Tidak ada seorang pun yang memperhatikan, ketika pintu regol terkuak dan sesosok bayangan tinggi besar muncul berdiri di tengah-tengah regol. Sejenak orang itu termangu mangu. Ditebarkan pandangan matanya kearah perkelahian. Seseorang telah terbaring tertelungkup, kemudian seorang lagi terlentang yang entah pingsan atau mati. Beberapa orang nampak tertatih-tatih bergeser setapak demi setapak menghindar dari arena perkelahian yang mengerikan itu. Tinggal enam orang sisanya yang benar-benar bertempur melawan Rara Wulan, sedangkan lainnya sudah tidak dapat memberikan perlawanan yang berarti.

Agaknya Rara Wulan telah bermaksud untuk segera menyelesaikan perkelahian itu, kalau saja sudut matanya tidak menangkap bayangan seseorang yang mendekati perkelahian dengan langkah satu-satu.


Sebersit keragu-raguan muncul di benak Rara Wulan. Rasa rasanya dia mengenal orang itu, orang yang selama ini dikenal dengan nama Pangeran Ranapati.

“Gila”, geram Rara Wulan dalam hati, “Ternyata Pangeran Ranapati tidak jadi meninggalkan rumah ini, apakah dia sudah menyadari apa yang sebenarnya terjadi selama ini? Bahwa selama ini aku telah menyamar dan berpura-pura menjadi perempuan kebanyakan?”

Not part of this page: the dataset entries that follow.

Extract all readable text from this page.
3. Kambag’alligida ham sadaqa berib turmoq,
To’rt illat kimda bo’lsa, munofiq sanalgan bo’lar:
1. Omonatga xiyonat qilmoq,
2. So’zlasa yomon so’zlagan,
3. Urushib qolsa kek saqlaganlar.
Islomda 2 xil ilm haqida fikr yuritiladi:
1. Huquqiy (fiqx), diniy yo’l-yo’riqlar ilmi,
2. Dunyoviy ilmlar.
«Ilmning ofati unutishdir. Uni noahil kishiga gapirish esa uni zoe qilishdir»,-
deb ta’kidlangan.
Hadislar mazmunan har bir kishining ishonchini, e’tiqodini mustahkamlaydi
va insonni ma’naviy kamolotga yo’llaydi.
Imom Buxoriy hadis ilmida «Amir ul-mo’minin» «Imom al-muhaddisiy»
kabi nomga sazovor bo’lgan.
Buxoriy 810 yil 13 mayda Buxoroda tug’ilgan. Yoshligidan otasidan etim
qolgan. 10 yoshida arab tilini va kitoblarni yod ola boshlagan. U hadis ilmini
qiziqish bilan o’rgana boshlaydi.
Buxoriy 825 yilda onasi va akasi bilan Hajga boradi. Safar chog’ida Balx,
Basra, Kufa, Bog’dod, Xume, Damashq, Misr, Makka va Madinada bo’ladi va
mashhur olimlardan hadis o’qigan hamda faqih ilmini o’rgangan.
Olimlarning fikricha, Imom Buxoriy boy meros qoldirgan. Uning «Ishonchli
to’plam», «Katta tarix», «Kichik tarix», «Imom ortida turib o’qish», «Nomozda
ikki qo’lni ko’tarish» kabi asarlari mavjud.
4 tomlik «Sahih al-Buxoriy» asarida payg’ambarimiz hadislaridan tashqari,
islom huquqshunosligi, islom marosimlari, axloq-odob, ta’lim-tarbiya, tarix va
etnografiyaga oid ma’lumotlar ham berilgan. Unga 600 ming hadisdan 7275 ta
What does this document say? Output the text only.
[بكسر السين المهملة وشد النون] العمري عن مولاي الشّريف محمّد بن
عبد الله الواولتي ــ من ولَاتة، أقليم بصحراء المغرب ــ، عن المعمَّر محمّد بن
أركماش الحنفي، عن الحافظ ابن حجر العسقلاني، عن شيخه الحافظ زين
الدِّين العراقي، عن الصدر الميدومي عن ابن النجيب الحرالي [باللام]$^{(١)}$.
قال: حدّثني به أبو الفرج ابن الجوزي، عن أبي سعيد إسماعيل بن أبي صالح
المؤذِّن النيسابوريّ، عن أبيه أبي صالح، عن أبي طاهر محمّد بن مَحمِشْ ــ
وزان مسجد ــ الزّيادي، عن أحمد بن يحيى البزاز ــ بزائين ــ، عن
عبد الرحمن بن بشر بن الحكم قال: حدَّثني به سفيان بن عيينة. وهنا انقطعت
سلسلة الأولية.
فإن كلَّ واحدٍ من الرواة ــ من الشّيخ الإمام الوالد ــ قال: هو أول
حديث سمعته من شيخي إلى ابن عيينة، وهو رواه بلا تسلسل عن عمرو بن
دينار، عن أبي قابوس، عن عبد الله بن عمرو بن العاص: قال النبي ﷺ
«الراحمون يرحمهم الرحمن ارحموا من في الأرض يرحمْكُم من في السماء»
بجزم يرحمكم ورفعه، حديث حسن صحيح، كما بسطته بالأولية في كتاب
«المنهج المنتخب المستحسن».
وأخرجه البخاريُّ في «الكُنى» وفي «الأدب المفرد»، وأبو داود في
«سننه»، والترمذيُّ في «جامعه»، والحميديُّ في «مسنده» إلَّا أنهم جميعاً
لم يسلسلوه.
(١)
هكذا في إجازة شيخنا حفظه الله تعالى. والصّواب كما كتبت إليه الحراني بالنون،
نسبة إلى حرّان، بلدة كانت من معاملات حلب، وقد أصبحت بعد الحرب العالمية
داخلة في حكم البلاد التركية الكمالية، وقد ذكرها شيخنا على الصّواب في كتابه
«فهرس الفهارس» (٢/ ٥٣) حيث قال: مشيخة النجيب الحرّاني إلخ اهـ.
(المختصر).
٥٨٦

Ketika Pangeran Ranapati tinggal beberapa langkah dari arena perkelahian, Rara Wulan pun tidak dapat menahan diri lagi. Dengan sebuah lompatan panjang, dia surut kebelakang. Lawan lawannya tidak memburunya, karena mereka tahu itu tidak akan ada gunanya. Bahkan mereka sangat bersyukur dapat sejenak mengatur nafas mereka yang berkejaran keluar masuk lewat lobang hidung.

“Selamat malam, Pangeran”, sapa Rara Wulan ramah, “Apakah Pangeran merasa ada sesuatu yang berharga yang tertinggal di rumah ini sehingga Pangeran memutuskan untuk kembali lagi?”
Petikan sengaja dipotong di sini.